Accords perdus avec Arthur Harari et son film "Peine Perdue"

Alors que son premier long métrage, Diamant noir, est en sélection au renommé festival Premiers plans d'Angers, embarquons tranquillement à bord du canot d'Arthur Harari… Pour ce numéro de CIEL#5, prenons les rames et flottons avec le court métrage, Peine perdue, au tempo de la pop rugueuse et poétique de Bertrand Belin, sur des histoires de flirts et de romances d'aujourd'hui... et de toujours. Lorsque la musique est le film...

L'auteur réalisateur Arthur Harari nous délivre avec Peine Perdue une variation mélancolique et mélodique sur la séduction et les frustrations amoureuses. Le film nous raconte avec une étrange facilité, au fil de l'eau, l'histoire d'Alex, un garçon mal assuré, attiré par la belle Julia, une parisienne un peu blasée en vacances. Au cours d'un concert, Alex rencontre l’intrigant Rodolphe qui lui propose alors son aide "imparable" et qui agira auprès de lui comme un véritable révélateur des éternelles problématiques amoureuses et des frustrations qui peuvent en découler.

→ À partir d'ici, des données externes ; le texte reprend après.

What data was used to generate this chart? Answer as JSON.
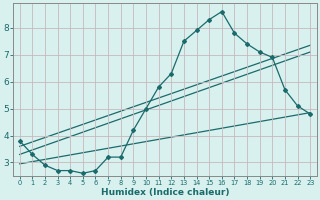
{
  "xlabel": "Humidex (Indice chaleur)",
  "bg_color": "#d8f0ee",
  "grid_color": "#c8b8bc",
  "line_color": "#1a6b6b",
  "spine_color": "#888888",
  "xlim": [
    -0.5,
    23.5
  ],
  "ylim": [
    2.5,
    8.9
  ],
  "xticks": [
    0,
    1,
    2,
    3,
    4,
    5,
    6,
    7,
    8,
    9,
    10,
    11,
    12,
    13,
    14,
    15,
    16,
    17,
    18,
    19,
    20,
    21,
    22,
    23
  ],
  "yticks": [
    3,
    4,
    5,
    6,
    7,
    8
  ],
  "curve1_x": [
    0,
    1,
    2,
    3,
    4,
    5,
    6,
    7,
    8,
    9,
    10,
    11,
    12,
    13,
    14,
    15,
    16,
    17,
    18,
    19,
    20,
    21,
    22,
    23
  ],
  "curve1_y": [
    3.8,
    3.3,
    2.9,
    2.7,
    2.7,
    2.6,
    2.7,
    3.2,
    3.2,
    4.2,
    5.0,
    5.8,
    6.3,
    7.5,
    7.9,
    8.3,
    8.6,
    7.8,
    7.4,
    7.1,
    6.9,
    5.7,
    5.1,
    4.8
  ],
  "line1_x": [
    0,
    23
  ],
  "line1_y": [
    3.3,
    7.1
  ],
  "line2_x": [
    0,
    23
  ],
  "line2_y": [
    3.6,
    7.35
  ],
  "line3_x": [
    0,
    23
  ],
  "line3_y": [
    2.95,
    4.85
  ]
}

La pertinente vision musicale d’Arthur Harari et l’utilisation qui en découle, contribuent à accompagner à merveille le propos de son film en facilitant la captation de ces sentiments amoureux pris dans les règles de la séduction. Son regard quasi documentaire, qui accompagne ses acteurs, le plus souvent non professionnels, donne une incroyable justesse de ton à toutes ces âmes en peine, cherchant l'être aimé et cherchant à être aimé. Les morceaux joués au concert près de l’eau, en prise de son direct, remplissent et donnent sens aux silences gênés au cours d'un slow dansé entre Alex et Julia. La musique qui nourrit ici à merveille le récit n’est pas sur le film, elle est le film ; elle fait totalement corps avec eux. Elle sait s’arrêter aussi et faire silence, ne noyant jamais l’intention de l’auteur.

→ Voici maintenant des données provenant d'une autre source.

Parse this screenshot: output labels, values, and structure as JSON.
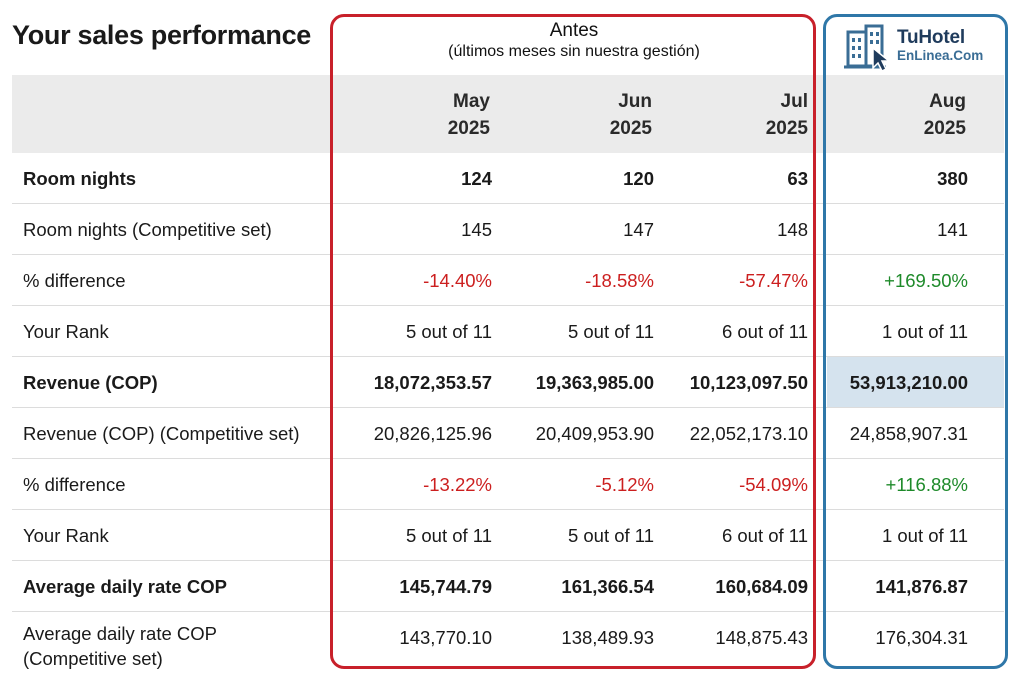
{
  "title": "Your sales performance",
  "before": {
    "title": "Antes",
    "subtitle": "(últimos meses sin nuestra gestión)"
  },
  "logo": {
    "line1": "TuHotel",
    "line2": "EnLinea.Com",
    "icon": "hotel-building-cursor-icon"
  },
  "colors": {
    "negative": "#cc1f1f",
    "positive": "#1e8a2a",
    "before_frame": "#c8202a",
    "after_frame": "#2f77a8",
    "highlight": "#d5e3ee"
  },
  "columns": [
    {
      "month": "May",
      "year": "2025"
    },
    {
      "month": "Jun",
      "year": "2025"
    },
    {
      "month": "Jul",
      "year": "2025"
    },
    {
      "month": "Aug",
      "year": "2025"
    }
  ],
  "rows": [
    {
      "label": "Room nights",
      "values": [
        "124",
        "120",
        "63",
        "380"
      ]
    },
    {
      "label": "Room nights (Competitive set)",
      "values": [
        "145",
        "147",
        "148",
        "141"
      ]
    },
    {
      "label": "% difference",
      "values": [
        "-14.40%",
        "-18.58%",
        "-57.47%",
        "+169.50%"
      ]
    },
    {
      "label": "Your Rank",
      "values": [
        "5 out of 11",
        "5 out of 11",
        "6 out of 11",
        "1 out of 11"
      ]
    },
    {
      "label": "Revenue (COP)",
      "values": [
        "18,072,353.57",
        "19,363,985.00",
        "10,123,097.50",
        "53,913,210.00"
      ]
    },
    {
      "label": "Revenue (COP) (Competitive set)",
      "values": [
        "20,826,125.96",
        "20,409,953.90",
        "22,052,173.10",
        "24,858,907.31"
      ]
    },
    {
      "label": "% difference",
      "values": [
        "-13.22%",
        "-5.12%",
        "-54.09%",
        "+116.88%"
      ]
    },
    {
      "label": "Your Rank",
      "values": [
        "5 out of 11",
        "5 out of 11",
        "6 out of 11",
        "1 out of 11"
      ]
    },
    {
      "label": "Average daily rate COP",
      "values": [
        "145,744.79",
        "161,366.54",
        "160,684.09",
        "141,876.87"
      ]
    },
    {
      "label": "Average daily rate COP (Competitive set)",
      "values": [
        "143,770.10",
        "138,489.93",
        "148,875.43",
        "176,304.31"
      ]
    }
  ]
}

La qualité sonore du dispositif mis en place, pourra faire résonner chez le spectateur la corde des souvenirs d'amours de vacances, un peu hors du temps, qu'une mélodie est toujours prête à raviver à chaque instants de la vie. C'est ce que fait Peine perdue. Il réussit à capter ces multiples sentiments forts, subtiles et différents qui errent là, sur ces paysages bucoliques tout près de l’eau, cristallisé alors par la seule mélodie extra diégétique du film : un air de flûte envoutant et obsédant extrait de Fantaisie n°3 de Georg Philip Telemann.

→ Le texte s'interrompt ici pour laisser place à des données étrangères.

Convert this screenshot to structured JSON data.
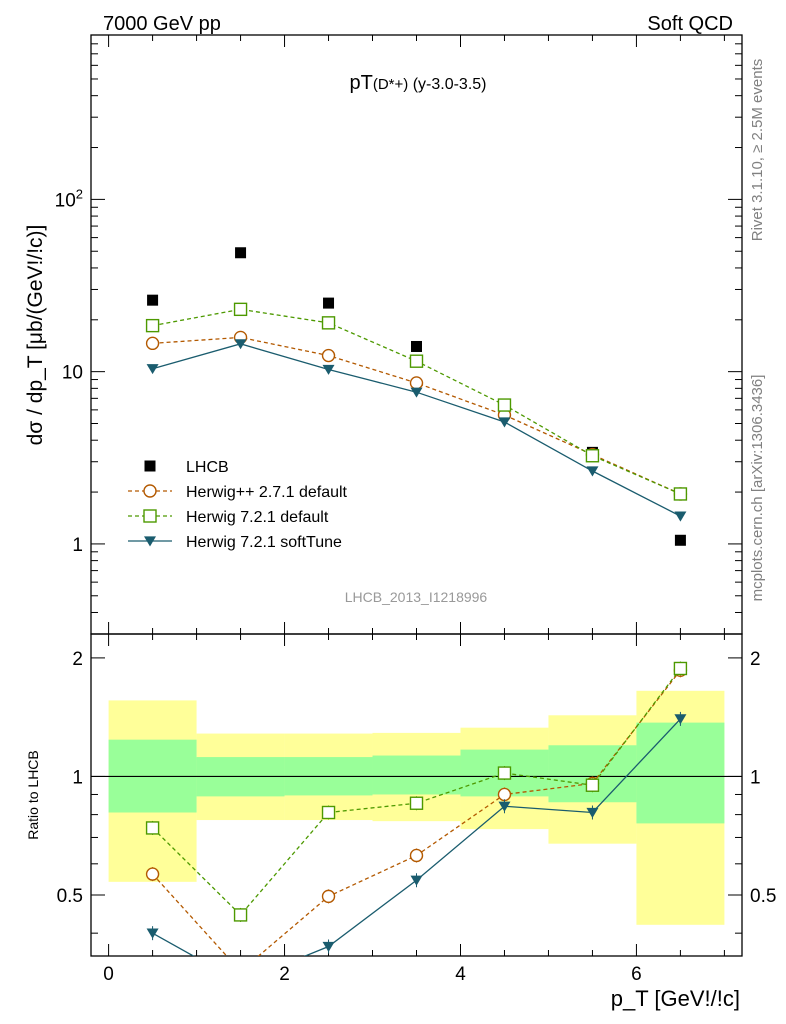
{
  "header": {
    "left": "7000 GeV pp",
    "right": "Soft QCD"
  },
  "side_text": {
    "rivet": "Rivet 3.1.10, ≥ 2.5M events",
    "mcplots": "mcplots.cern.ch [arXiv:1306.3436]"
  },
  "chart_data": {
    "type": "scatter",
    "title": {
      "main": "pT",
      "sub": "(D*+)",
      "rest": " (y-3.0-3.5)"
    },
    "analysis_id": "LHCB_2013_I1218996",
    "xlabel": "p_T [GeV!/!c]",
    "ylabel_main": "dσ / dp_T [μb/(GeV!/!c)]",
    "ylabel_ratio": "Ratio to LHCB",
    "xlim": [
      -0.2,
      7.2
    ],
    "ylim_main": [
      0.3,
      900
    ],
    "ylim_ratio": [
      0.35,
      2.3
    ],
    "yscale": "log",
    "x_ticks": [
      "0",
      "2",
      "4",
      "6"
    ],
    "y_ticks_main": [
      "1",
      "10",
      "10^2"
    ],
    "y_ticks_ratio": [
      "0.5",
      "1",
      "2"
    ],
    "legend_position": "lower-left",
    "x": [
      0.5,
      1.5,
      2.5,
      3.5,
      4.5,
      5.5,
      6.5
    ],
    "bin_edges": [
      0,
      1,
      2,
      3,
      4,
      5,
      6,
      7
    ],
    "series": [
      {
        "name": "LHCB",
        "marker": "filled-square",
        "color": "#000000",
        "values": [
          26,
          49,
          25,
          14,
          6.2,
          3.4,
          1.05
        ]
      },
      {
        "name": "Herwig++ 2.7.1 default",
        "marker": "open-circle",
        "color": "#b35900",
        "values": [
          14.6,
          15.8,
          12.4,
          8.6,
          5.6,
          3.3,
          1.95
        ],
        "ratio": [
          0.565,
          0.32,
          0.496,
          0.63,
          0.9,
          0.96,
          1.86
        ]
      },
      {
        "name": "Herwig 7.2.1 default",
        "marker": "open-square",
        "color": "#4d9900",
        "values": [
          18.5,
          23,
          19.2,
          11.5,
          6.4,
          3.25,
          1.95
        ],
        "ratio": [
          0.74,
          0.445,
          0.81,
          0.855,
          1.02,
          0.95,
          1.88
        ]
      },
      {
        "name": "Herwig 7.2.1 softTune",
        "marker": "filled-triangle-down",
        "color": "#1a5c6e",
        "values": [
          10.4,
          14.5,
          10.3,
          7.6,
          5.1,
          2.65,
          1.45
        ],
        "ratio": [
          0.4,
          0.3,
          0.37,
          0.545,
          0.84,
          0.81,
          1.4
        ]
      }
    ],
    "uncertainty_bands": {
      "stat_color": "#99ff99",
      "total_color": "#ffff99",
      "stat": [
        [
          0.81,
          1.24
        ],
        [
          0.89,
          1.12
        ],
        [
          0.895,
          1.12
        ],
        [
          0.9,
          1.13
        ],
        [
          0.89,
          1.17
        ],
        [
          0.86,
          1.2
        ],
        [
          0.76,
          1.37
        ]
      ],
      "total": [
        [
          0.54,
          1.56
        ],
        [
          0.775,
          1.285
        ],
        [
          0.775,
          1.285
        ],
        [
          0.77,
          1.29
        ],
        [
          0.735,
          1.33
        ],
        [
          0.675,
          1.43
        ],
        [
          0.42,
          1.65
        ]
      ]
    }
  }
}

Et le beau et ténébreux Bertrand Belin, en personne dans ce film, peut bien se démener et jouer la sérénade en chantant « Julia » à Julia, pour lui aussi, tout n'est pas forcément acquis dans cette histoire sans l'aide d'un ami. Julia aurait très bien pu s'appeler Nicole et son refrain aurait très bien pu tomber à l’eau.